The people of Mauritania are voting in a constitutional referendum aimed at bringing democratic reforms to the West African nation and ending a long history of coup attempts. This is the first nationwide vote since the country's military took control in a bloodless coup last year.

Among the key aspects of the new constitution being proposed to Mauritanian voters is an article that will limit the country's future presidents to two five-year-terms in office.

Many countries in the region currently have similar term restrictions.

In Mauritania, as journalist Salem Bokari explains, many hope the new constitution, if approved, will help bring a semblance of democracy to the country, which has never experienced political change through the ballot box.
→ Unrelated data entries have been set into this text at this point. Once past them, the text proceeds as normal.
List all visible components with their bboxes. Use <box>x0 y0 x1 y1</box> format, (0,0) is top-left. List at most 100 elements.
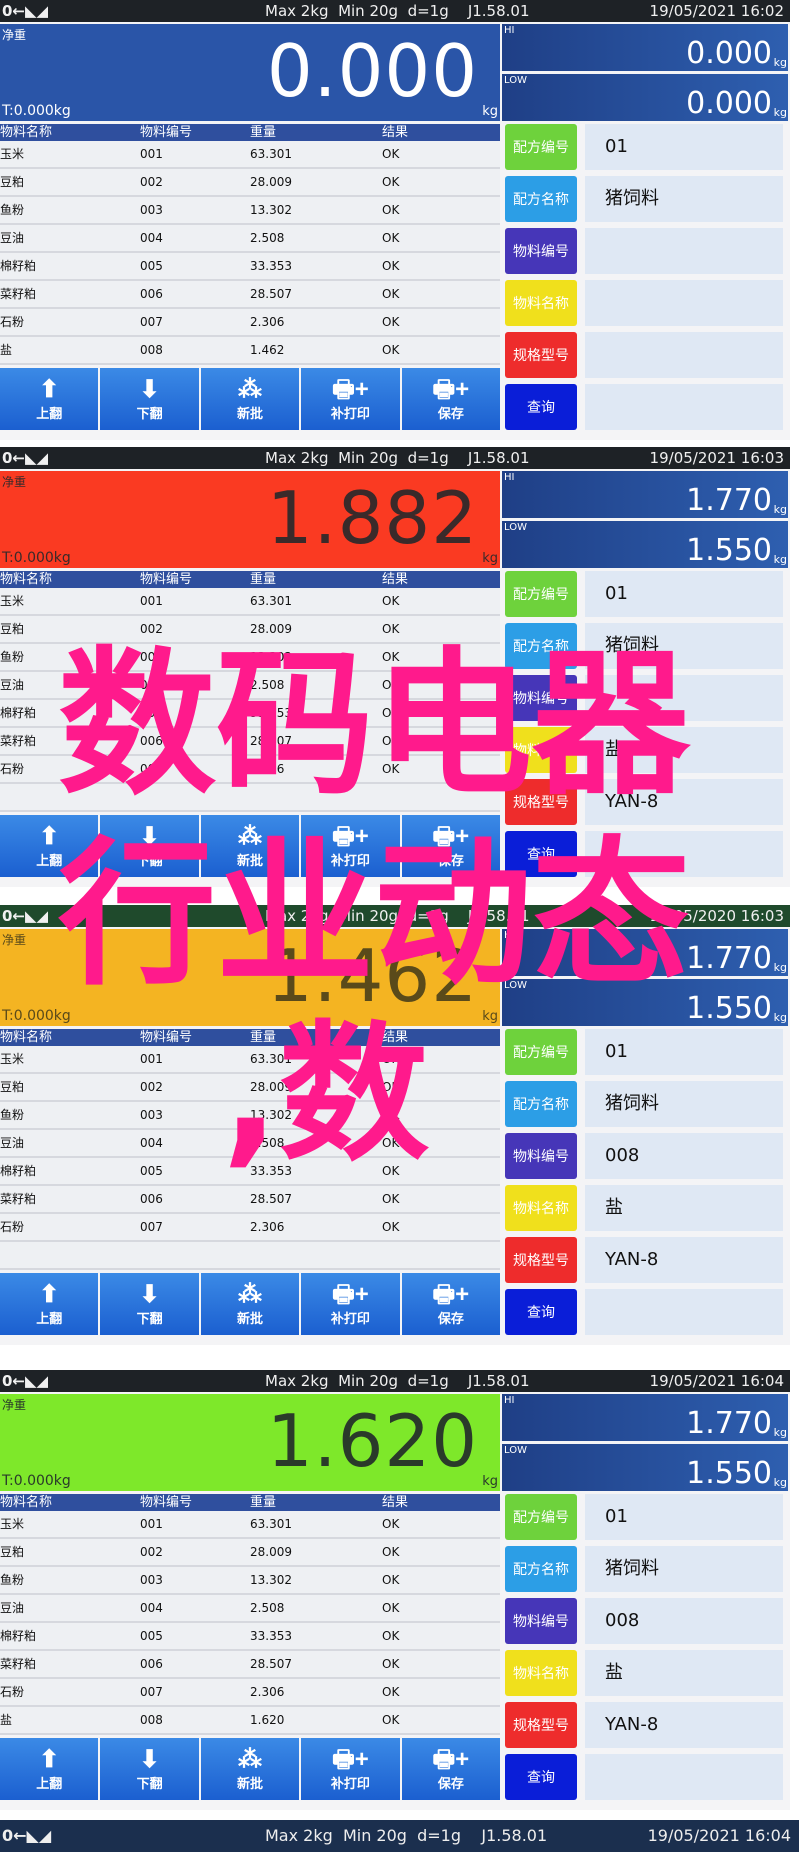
table-row[interactable]: 石粉 007 2.306 OK <box>0 1679 500 1707</box>
toolbar-button-1[interactable]: ⬇ 下翻 <box>100 368 199 430</box>
hi-limit[interactable]: HI 0.000 kg <box>502 24 788 71</box>
cell-material-name: 豆粕 <box>0 1080 25 1094</box>
side-button-2[interactable]: 物料编号 <box>505 1598 577 1644</box>
side-button-0[interactable]: 配方编号 <box>505 571 577 617</box>
cell-material-name: 豆油 <box>0 1136 25 1150</box>
side-value-field[interactable] <box>585 1754 783 1800</box>
side-button-4[interactable]: 规格型号 <box>505 1702 577 1748</box>
cell-weight: 63.301 <box>250 147 292 161</box>
table-row[interactable]: 玉米 001 63.301 OK <box>0 141 500 169</box>
toolbar-button-4[interactable]: 🖶+ 保存 <box>401 1273 501 1335</box>
hi-limit[interactable]: HI 1.770 kg <box>502 471 788 518</box>
side-button-3[interactable]: 物料名称 <box>505 1650 577 1696</box>
low-label: LOW <box>504 522 527 533</box>
table-row[interactable]: 鱼粉 003 13.302 OK <box>0 197 500 225</box>
toolbar-button-0[interactable]: ⬆ 上翻 <box>0 1738 99 1800</box>
side-button-0[interactable]: 配方编号 <box>505 1494 577 1540</box>
cell-weight: 33.353 <box>250 1629 292 1643</box>
side-value-field[interactable]: 008 <box>585 1133 783 1179</box>
low-limit[interactable]: LOW 1.550 kg <box>502 1444 788 1491</box>
table-row[interactable]: 鱼粉 003 13.302 OK <box>0 1567 500 1595</box>
cell-result: OK <box>382 175 400 189</box>
side-button-1[interactable]: 配方名称 <box>505 1546 577 1592</box>
toolbar-button-1[interactable]: ⬇ 下翻 <box>100 1738 199 1800</box>
side-value-field[interactable]: 01 <box>585 124 783 170</box>
side-value-field[interactable]: 猪饲料 <box>585 1546 783 1592</box>
low-limit[interactable]: LOW 1.550 kg <box>502 521 788 568</box>
side-button-5[interactable]: 查询 <box>505 1289 577 1335</box>
table-row[interactable]: 玉米 001 63.301 OK <box>0 588 500 616</box>
hi-unit: kg <box>773 961 787 974</box>
toolbar-button-0[interactable]: ⬆ 上翻 <box>0 1273 99 1335</box>
cell-material-name: 石粉 <box>0 315 25 329</box>
table-row[interactable]: 菜籽粕 006 28.507 OK <box>0 281 500 309</box>
side-button-0[interactable]: 配方编号 <box>505 124 577 170</box>
side-button-2[interactable]: 物料编号 <box>505 1133 577 1179</box>
toolbar-button-1[interactable]: ⬇ 下翻 <box>100 1273 199 1335</box>
side-button-3[interactable]: 物料名称 <box>505 1185 577 1231</box>
col-material-code: 物料编号 <box>140 1495 193 1510</box>
side-value-field[interactable]: 01 <box>585 1494 783 1540</box>
toolbar-button-4[interactable]: 🖶+ 保存 <box>401 368 501 430</box>
toolbar-button-0[interactable]: ⬆ 上翻 <box>0 368 99 430</box>
cell-result: OK <box>382 1657 400 1671</box>
table-row[interactable]: 棉籽粕 005 33.353 OK <box>0 1623 500 1651</box>
side-button-4[interactable]: 规格型号 <box>505 332 577 378</box>
side-value-field[interactable]: 盐 <box>585 1650 783 1696</box>
side-value-field[interactable] <box>585 332 783 378</box>
side-value-field[interactable]: 008 <box>585 1598 783 1644</box>
side-value-field[interactable]: 盐 <box>585 1185 783 1231</box>
cell-weight: 13.302 <box>250 1573 292 1587</box>
table-row[interactable]: 棉籽粕 005 33.353 OK <box>0 253 500 281</box>
cell-weight: 28.009 <box>250 175 292 189</box>
side-value-field[interactable]: YAN-8 <box>585 1702 783 1748</box>
side-button-3[interactable]: 物料名称 <box>505 280 577 326</box>
low-limit[interactable]: LOW 0.000 kg <box>502 74 788 121</box>
toolbar-button-2[interactable]: ⁂ 新批 <box>200 368 300 430</box>
table-row[interactable]: 石粉 007 2.306 OK <box>0 309 500 337</box>
side-button-5[interactable]: 查询 <box>505 1754 577 1800</box>
side-value-field[interactable]: YAN-8 <box>585 1237 783 1283</box>
side-button-0[interactable]: 配方编号 <box>505 1029 577 1075</box>
side-value-field[interactable]: 猪饲料 <box>585 176 783 222</box>
cell-result: OK <box>382 147 400 161</box>
toolbar-button-4[interactable]: 🖶+ 保存 <box>401 1738 501 1800</box>
side-value-field[interactable]: 01 <box>585 571 783 617</box>
side-value-field[interactable] <box>585 280 783 326</box>
tare-value: T:0.000kg <box>2 1008 71 1024</box>
side-value-field[interactable]: 猪饲料 <box>585 1081 783 1127</box>
toolbar-button-3[interactable]: 🖶+ 补打印 <box>301 1273 400 1335</box>
side-value-field[interactable] <box>585 1289 783 1335</box>
table-row[interactable]: 豆油 004 2.508 OK <box>0 1595 500 1623</box>
toolbar-button-2[interactable]: ⁂ 新批 <box>200 1738 300 1800</box>
toolbar-button-3[interactable]: 🖶+ 补打印 <box>301 1738 400 1800</box>
cell-material-name: 玉米 <box>0 147 25 161</box>
table-row[interactable]: 菜籽粕 006 28.507 OK <box>0 1651 500 1679</box>
hi-limit[interactable]: HI 1.770 kg <box>502 1394 788 1441</box>
side-button-4[interactable]: 规格型号 <box>505 1237 577 1283</box>
side-value-field[interactable] <box>585 384 783 430</box>
table-row[interactable]: 盐 008 1.620 OK <box>0 1707 500 1735</box>
table-row[interactable]: 盐 008 1.462 OK <box>0 337 500 365</box>
pyramid-icon: ⁂ <box>238 1280 263 1308</box>
table-row[interactable]: 玉米 001 63.301 OK <box>0 1511 500 1539</box>
side-button-1[interactable]: 配方名称 <box>505 176 577 222</box>
cell-material-code: 001 <box>140 1052 163 1066</box>
cell-material-name: 豆油 <box>0 1601 25 1615</box>
side-button-2[interactable]: 物料编号 <box>505 228 577 274</box>
col-result: 结果 <box>382 1495 409 1510</box>
table-row[interactable]: 豆油 004 2.508 OK <box>0 225 500 253</box>
side-value-field[interactable]: 01 <box>585 1029 783 1075</box>
toolbar-button-3[interactable]: 🖶+ 补打印 <box>301 368 400 430</box>
table-row[interactable]: 豆粕 002 28.009 OK <box>0 169 500 197</box>
table-row[interactable]: 豆粕 002 28.009 OK <box>0 1539 500 1567</box>
side-button-5[interactable]: 查询 <box>505 384 577 430</box>
side-value-field[interactable] <box>585 228 783 274</box>
printer-plus-icon: 🖶+ <box>432 1280 470 1308</box>
table-row[interactable]: 石粉 007 2.306 OK <box>0 1214 500 1242</box>
hi-value: 0.000 <box>686 36 772 71</box>
side-button-1[interactable]: 配方名称 <box>505 1081 577 1127</box>
table-row[interactable]: 菜籽粕 006 28.507 OK <box>0 1186 500 1214</box>
col-material-name: 物料名称 <box>0 572 53 587</box>
toolbar-button-2[interactable]: ⁂ 新批 <box>200 1273 300 1335</box>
"It is a referendum to permit the people to change power by votes and make an end to the totalitarian former regim," he said.

Mauritania's military toppled the former President Maaouiya Ould Taya last August in a bloodless coup. The ousted leader had ruled for two decades, and his overthrow was widely supported by the public. The country has since been ruled by a military junta.

Sunday's referendum is part of a 19-month transitional period that is also to include local and legislative elections in November, and senatorial and presidential polls next year.

Polling for the referendum opened at seven in the morning local time, and Bokari says voting has gone smoothly with what appears to be a high turnout.

"It is quiet. People [are] voting in calm and peace. There [have been] no problems since this morning. The government says possibly the participation will attain more than 80 percent," added Salem Bokari.

Nearly one million Mauritanians are eligible to vote in the referendum. Preliminary results are expected beginning Monday.